Juntamente com o departamento de Finanças, o DAEXE coordena o orçamento para garantir que as metas financeiras estão consistentes com aquilo que foi estabelecido no planejamento estratégico. Além disso, o DAEXE garante que nos orçamentos de cada área está sendo prevista uma verba para as iniciativas estratégicas. No caso de iniciativas que envolvem mais de um departamento, elas não devem constar em nenhum dos dois orçamentos individuais, tendo um planejamento próprio.

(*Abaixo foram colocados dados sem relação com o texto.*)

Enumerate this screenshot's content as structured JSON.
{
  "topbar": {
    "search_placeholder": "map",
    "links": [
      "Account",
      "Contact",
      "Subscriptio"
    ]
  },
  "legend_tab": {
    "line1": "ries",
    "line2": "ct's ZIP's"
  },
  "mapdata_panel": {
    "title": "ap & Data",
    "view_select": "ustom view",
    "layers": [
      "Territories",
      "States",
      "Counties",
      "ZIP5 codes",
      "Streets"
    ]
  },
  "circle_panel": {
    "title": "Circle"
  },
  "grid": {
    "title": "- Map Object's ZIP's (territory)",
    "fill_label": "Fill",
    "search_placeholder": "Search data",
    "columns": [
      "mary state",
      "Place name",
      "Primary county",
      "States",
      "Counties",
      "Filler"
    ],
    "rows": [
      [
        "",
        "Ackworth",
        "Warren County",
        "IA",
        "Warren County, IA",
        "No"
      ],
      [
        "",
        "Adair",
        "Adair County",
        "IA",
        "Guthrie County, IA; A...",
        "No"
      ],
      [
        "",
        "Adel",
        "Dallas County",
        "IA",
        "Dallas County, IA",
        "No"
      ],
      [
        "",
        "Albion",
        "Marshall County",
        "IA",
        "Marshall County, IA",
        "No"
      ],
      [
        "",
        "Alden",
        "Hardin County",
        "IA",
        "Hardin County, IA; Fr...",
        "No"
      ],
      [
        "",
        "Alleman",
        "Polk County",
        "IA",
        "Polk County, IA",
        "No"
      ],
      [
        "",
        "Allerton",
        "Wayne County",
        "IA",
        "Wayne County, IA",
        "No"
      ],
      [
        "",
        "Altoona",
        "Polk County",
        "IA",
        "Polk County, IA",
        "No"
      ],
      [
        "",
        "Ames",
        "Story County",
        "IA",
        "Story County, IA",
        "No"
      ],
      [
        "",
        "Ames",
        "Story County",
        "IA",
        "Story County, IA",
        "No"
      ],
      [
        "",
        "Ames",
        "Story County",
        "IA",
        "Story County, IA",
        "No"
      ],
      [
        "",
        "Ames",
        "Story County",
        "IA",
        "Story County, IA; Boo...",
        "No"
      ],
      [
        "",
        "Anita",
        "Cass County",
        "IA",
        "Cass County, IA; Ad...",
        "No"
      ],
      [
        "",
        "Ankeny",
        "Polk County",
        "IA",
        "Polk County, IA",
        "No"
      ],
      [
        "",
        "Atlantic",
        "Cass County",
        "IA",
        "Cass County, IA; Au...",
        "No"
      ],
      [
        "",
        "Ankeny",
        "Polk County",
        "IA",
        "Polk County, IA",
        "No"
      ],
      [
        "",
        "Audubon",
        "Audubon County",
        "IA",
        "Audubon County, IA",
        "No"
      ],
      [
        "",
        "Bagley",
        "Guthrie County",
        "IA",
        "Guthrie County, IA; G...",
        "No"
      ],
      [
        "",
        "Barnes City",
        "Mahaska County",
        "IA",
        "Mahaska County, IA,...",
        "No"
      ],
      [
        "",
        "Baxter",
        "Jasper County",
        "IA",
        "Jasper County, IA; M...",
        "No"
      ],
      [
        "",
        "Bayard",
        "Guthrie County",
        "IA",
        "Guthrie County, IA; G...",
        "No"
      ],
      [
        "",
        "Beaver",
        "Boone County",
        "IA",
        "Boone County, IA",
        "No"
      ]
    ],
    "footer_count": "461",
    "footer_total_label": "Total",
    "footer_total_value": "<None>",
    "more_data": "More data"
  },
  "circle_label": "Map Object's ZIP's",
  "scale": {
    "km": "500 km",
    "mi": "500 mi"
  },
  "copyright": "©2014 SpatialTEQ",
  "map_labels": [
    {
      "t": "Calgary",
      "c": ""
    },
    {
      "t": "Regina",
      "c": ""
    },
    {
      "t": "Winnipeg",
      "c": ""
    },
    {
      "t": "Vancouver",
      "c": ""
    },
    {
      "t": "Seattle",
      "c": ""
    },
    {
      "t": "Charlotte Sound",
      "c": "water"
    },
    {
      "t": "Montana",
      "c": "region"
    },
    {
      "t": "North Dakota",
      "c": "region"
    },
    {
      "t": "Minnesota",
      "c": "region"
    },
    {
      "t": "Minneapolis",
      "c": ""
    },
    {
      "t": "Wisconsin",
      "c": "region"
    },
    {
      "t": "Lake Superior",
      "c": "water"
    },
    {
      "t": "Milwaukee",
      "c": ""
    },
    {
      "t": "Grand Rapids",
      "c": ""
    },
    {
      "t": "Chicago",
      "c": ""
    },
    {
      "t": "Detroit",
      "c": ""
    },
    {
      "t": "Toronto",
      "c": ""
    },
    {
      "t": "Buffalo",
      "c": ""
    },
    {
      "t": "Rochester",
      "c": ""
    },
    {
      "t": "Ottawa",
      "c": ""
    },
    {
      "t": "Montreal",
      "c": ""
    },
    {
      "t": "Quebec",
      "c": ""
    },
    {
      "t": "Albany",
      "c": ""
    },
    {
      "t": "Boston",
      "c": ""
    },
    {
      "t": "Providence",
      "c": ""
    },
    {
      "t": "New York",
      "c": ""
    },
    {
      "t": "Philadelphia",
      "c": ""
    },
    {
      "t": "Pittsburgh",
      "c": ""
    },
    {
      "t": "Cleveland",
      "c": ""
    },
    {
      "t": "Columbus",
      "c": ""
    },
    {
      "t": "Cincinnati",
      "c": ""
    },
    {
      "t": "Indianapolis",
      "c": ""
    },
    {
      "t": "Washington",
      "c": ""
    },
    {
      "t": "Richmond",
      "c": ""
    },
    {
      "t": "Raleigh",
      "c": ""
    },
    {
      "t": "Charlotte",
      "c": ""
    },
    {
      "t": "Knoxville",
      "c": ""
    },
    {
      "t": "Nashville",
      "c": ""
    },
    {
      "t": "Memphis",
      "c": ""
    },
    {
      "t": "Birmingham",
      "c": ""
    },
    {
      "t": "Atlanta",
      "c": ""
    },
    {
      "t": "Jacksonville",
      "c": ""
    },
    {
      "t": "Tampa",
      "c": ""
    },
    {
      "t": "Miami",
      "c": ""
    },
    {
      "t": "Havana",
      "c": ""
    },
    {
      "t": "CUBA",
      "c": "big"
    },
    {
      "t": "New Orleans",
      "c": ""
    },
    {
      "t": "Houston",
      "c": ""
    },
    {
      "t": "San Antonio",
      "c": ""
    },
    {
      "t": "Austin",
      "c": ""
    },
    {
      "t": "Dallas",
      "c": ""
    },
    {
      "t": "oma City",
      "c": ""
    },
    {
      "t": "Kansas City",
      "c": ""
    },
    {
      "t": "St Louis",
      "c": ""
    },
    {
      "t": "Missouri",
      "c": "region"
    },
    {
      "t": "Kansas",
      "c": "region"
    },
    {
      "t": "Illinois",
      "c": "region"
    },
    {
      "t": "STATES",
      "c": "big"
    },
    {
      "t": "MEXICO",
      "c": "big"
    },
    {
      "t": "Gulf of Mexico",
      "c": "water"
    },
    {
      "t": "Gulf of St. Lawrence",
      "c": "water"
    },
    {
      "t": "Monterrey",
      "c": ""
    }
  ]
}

9.Alinhamento da força de trabalho

Definição de metas, compensação, desenvolvimento profissional e de liderança são procedimentos que estão intimamente ligados à área de RH. E todos eles são potencializados quando vinculados à estratégia. Conectar os processos que envolvem os colaboradores com a estratégia deve ser uma ação compartilhada entre o setor de Recursos Humanos e o Departamento de Assessoria Executiva. Sendo assim, as metas individuais de cada colaborador, desenvolvimento de carreira e bonificações são alinhadas para que a execução da estratégia seja o trabalho principal de cada funcionário.

10.Compartilhamento das melhores práticas

Ideias que possam melhorar a execução da estratégia podem surgir em qualquer campo da empresa o tempo todo. Muitas dessas ideias podem ter aplicação em diferentes áreas e unidades. É função do DAEXE identificar essas ideias e compartilhar as melhores práticas em toda a empresa, ajudando as sugestões criativas a superarem as barreiras departamentais e funcionais.

A sua empresa possui um Departamento de Assessoria Executiva – DAEXE? Conte a gente! A sua via para excelência administrativa.

Até a próxima leitura!
Um abraço,
Dekker Jordão Baptista
(CEO – DAEXE)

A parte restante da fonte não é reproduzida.